Since that time, aviation has required all its flight personnel to participate in teamwork and simulator training to create a more collaborative environment, with better communication among all the workers. Judging by the breathtaking decrease in commercial aviation accidents over the past generation, these efforts to create a safer culture have worked astonishingly well.

As we try to learn how to improve medical systems and culture – drawing on lessons from other industries where appropriate – it is critical to remember that caring for a sick patient is, of course, far more complex than flying a jumbo jet. It’s equally important we never forget we are not working with machines, but caring for sick human beings. Even as we embrace "systems thinking" to improve quality and make our care more reliable and less glitchy, medicine is, and will always be, a uniquely human undertaking.

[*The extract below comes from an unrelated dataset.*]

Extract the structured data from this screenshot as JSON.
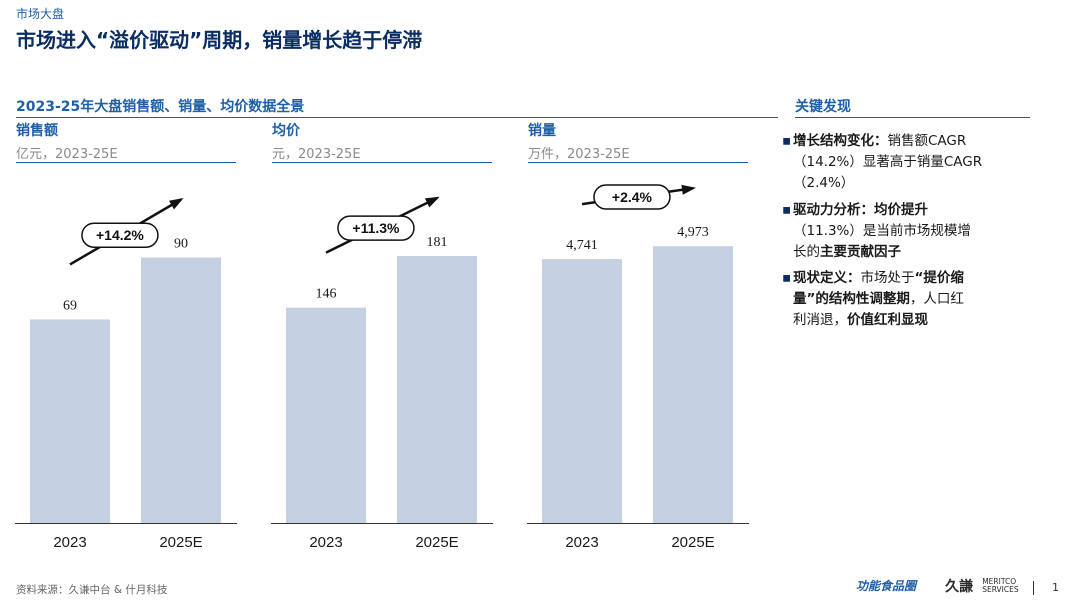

It is too early to judge whether the problems at Stony Brook Hospital are widespread and systemic or represent an awful statistical fluke. At this point, the decision to suspend pediatric heart surgeries while this is sorted out seems prudent. If recent history is a predictor, the answer to any problems that may be uncovered at Stony Brook are more likely to be found in trying to improve the systems of care and the culture of safety than in trying to find and punish one or two bad apples.

Today’s medicine is so complicated that trying to mint the flawless doctor or nurse is a fool’s errand. Instead, we need to create a system that anticipates human beings – even very well trained, hardworking and compassionate ones – will blow it from time to time, and that catches these errors before they cause more tragedies.